シャネラはぶつぶつ文句を言っていた。シャネラの住む街を出るとき、テューサが問題に気づいた。


 「食料がない!!」

ふいに叫んだテューサの声が、シャネラの耳をきーんとさせる。

「はあ?」

シャネラは両手で自分の耳を塞ぎながら聞き返した。

「だから、食料がないのよ!あ、水もない!」

「早く言えよ!!」


 こうして、一旦街を出た2人は、街へ戻って買い物を始めた。

 歩きながら、テューサが疑問に思ったことを尋ねた。

「・・・シャネラの石は何て名前?」

頭の後ろで腕組みしながら面倒くさそうにしているシャネラ。

「名前・・・?」

「聞いてないの?私の石はね、テュクっていうの。」

「それよりも、買い物は終わったのか?・・・行きたい所があるんだけど。」

「別にいいけど・・・。」

名前を聞けなかったことに対し、テューサは少し膨れた。


 買い物が終わり、街を出て外れにある灯台へ来た。そこから綺麗な海が見渡せる。

「うわあ。綺麗ー!」

テューサは海に向かって感想を叫んだ。

「海に向かって叫んだって、木霊は帰ってこねえよ。」

シャネラは皮肉った。いつもと何か様子がおかしいことに、テューサは気づいた。

「・・・どうしたの?」

「・・・俺、以前この海で友人を亡くしたんだ。」

シャネラはディープブルーの海を見つめながら語り始めた。

「15歳くらいの頃、剣術が強い奴と戦いたくて、ネイス国へ旅に出たんだ。ちょうどその頃、海が波立って荒れていた。でも、その波と一緒に魚もたくさん集まってきた。だからどこの家も大漁だって言って年頃の男を漁へ出したんだ。」

悲しそうにシャネラは続ける。

「今思うけど、あの時海が荒れていたのは俺のせいなんだろうな。ネイス国の手前の砂漠で何か胸騒ぎがして、街に飛んで帰ってきたのさ。

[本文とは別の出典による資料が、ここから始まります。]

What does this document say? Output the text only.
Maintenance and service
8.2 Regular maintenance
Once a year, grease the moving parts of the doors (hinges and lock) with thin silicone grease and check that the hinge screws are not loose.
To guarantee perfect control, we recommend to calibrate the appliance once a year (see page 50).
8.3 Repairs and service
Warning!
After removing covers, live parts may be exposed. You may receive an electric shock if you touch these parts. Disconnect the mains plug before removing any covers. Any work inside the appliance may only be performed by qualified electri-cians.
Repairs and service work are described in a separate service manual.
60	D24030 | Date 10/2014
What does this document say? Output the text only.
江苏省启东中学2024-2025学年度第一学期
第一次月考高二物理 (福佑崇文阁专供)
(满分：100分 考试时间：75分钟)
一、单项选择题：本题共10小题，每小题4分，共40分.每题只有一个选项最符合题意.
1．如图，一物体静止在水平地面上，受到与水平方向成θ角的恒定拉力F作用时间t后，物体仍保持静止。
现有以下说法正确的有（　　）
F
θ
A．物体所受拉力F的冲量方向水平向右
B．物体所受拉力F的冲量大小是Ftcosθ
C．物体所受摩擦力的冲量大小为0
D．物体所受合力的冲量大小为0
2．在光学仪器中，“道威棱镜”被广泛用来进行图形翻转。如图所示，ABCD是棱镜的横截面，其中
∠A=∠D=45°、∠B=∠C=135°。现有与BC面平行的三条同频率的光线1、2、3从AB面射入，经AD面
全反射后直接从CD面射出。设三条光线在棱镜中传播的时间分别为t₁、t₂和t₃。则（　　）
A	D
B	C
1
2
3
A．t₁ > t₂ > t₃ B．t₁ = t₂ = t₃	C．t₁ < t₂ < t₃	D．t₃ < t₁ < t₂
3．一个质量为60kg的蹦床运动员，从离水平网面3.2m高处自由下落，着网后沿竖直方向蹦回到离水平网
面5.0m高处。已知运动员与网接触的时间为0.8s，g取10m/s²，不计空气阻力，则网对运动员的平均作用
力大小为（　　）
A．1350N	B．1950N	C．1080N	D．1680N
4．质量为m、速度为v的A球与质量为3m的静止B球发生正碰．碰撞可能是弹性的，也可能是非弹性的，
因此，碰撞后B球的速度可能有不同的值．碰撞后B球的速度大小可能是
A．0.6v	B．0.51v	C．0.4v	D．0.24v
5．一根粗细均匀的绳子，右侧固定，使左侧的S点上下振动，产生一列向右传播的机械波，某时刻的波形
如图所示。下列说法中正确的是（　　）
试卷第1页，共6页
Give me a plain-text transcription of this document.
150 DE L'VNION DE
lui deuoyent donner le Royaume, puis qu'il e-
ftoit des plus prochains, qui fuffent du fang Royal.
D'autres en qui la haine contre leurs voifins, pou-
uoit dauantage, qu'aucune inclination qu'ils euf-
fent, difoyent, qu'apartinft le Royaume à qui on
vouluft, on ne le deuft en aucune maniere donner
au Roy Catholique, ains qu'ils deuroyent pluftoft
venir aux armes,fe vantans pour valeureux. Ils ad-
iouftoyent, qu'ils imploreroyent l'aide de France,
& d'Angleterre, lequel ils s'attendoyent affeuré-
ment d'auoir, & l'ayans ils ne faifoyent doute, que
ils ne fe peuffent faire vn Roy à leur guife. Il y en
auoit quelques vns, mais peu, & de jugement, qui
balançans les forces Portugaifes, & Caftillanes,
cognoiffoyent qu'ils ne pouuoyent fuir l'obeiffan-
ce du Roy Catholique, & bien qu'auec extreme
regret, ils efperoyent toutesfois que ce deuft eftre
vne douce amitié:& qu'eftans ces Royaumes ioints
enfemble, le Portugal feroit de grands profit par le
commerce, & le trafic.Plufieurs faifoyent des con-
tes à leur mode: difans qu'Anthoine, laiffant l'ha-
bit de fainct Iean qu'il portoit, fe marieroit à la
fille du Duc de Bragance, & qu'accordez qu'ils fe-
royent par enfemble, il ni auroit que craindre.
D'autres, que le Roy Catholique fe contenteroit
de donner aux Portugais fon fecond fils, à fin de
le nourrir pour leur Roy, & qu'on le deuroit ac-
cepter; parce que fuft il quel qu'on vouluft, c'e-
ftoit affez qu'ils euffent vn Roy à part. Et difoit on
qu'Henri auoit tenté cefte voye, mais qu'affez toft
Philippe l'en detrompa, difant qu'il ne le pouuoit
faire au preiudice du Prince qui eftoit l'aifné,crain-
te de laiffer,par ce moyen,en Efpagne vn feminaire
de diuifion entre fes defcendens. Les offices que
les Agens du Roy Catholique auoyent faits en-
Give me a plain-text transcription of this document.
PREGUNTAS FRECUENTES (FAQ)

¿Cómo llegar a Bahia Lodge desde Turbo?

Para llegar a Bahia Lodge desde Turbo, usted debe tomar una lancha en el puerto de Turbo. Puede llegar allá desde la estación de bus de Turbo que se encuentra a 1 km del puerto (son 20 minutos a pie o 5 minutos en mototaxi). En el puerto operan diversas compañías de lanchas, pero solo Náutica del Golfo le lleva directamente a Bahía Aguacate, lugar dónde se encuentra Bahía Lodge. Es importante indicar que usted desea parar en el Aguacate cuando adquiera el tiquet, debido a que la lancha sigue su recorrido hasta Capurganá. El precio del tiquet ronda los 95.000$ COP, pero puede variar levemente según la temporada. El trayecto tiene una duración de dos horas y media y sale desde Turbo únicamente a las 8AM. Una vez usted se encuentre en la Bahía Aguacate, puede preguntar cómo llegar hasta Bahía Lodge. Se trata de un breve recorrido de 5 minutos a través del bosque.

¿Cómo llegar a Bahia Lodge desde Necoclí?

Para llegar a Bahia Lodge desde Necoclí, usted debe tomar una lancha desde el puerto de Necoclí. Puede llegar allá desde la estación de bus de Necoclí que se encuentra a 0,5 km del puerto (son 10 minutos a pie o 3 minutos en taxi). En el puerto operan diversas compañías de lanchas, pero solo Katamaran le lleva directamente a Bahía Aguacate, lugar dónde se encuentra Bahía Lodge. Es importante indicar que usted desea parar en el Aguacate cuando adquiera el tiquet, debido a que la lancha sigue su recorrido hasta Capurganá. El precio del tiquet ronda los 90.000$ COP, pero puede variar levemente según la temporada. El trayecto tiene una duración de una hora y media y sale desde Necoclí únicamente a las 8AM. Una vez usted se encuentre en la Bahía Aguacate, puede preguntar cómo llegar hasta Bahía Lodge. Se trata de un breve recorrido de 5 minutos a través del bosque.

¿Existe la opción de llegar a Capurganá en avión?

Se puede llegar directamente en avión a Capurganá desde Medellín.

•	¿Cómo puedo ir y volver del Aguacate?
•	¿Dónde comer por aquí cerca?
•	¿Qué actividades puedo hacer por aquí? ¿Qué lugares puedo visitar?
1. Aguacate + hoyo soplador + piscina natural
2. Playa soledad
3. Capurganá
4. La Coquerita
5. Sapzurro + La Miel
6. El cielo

でも、もう遅かった。俺が戻った頃には海は静けさを取り戻していたけど、あいつは・・・。」

シャネラは一息いれた。ズボンのポケットから石を取り出し、握り締める。

「だから、これから他国へ行く俺は、その前にやるべきことがある。俺がここから離れても、誰一人海で悲しい思いをしないように。・・・<オールズ・シャナー>・・・!」

かっ!とシャネラが唱えた瞬間辺りが光った。そしてその光は、だんだん青に染まってい

き、海の方へと向かって伸びた。一定時間輝いた後、石は光を出さなくなった。

「・・・よし、行くか。」

シャネラの海を見ていた琥珀の瞳が、テューサの方を見て笑った。

「ええ。」

テューサは笑顔を返し、相槌を打った。(私も、サリナ国に呪文をかけてこれば良かったか

なあ?)

 そして、2人はネイス国へ旅立った。


第4部は1話だけです。

次話からは第5部に入ります。

まだまだ頑張りますよ〜?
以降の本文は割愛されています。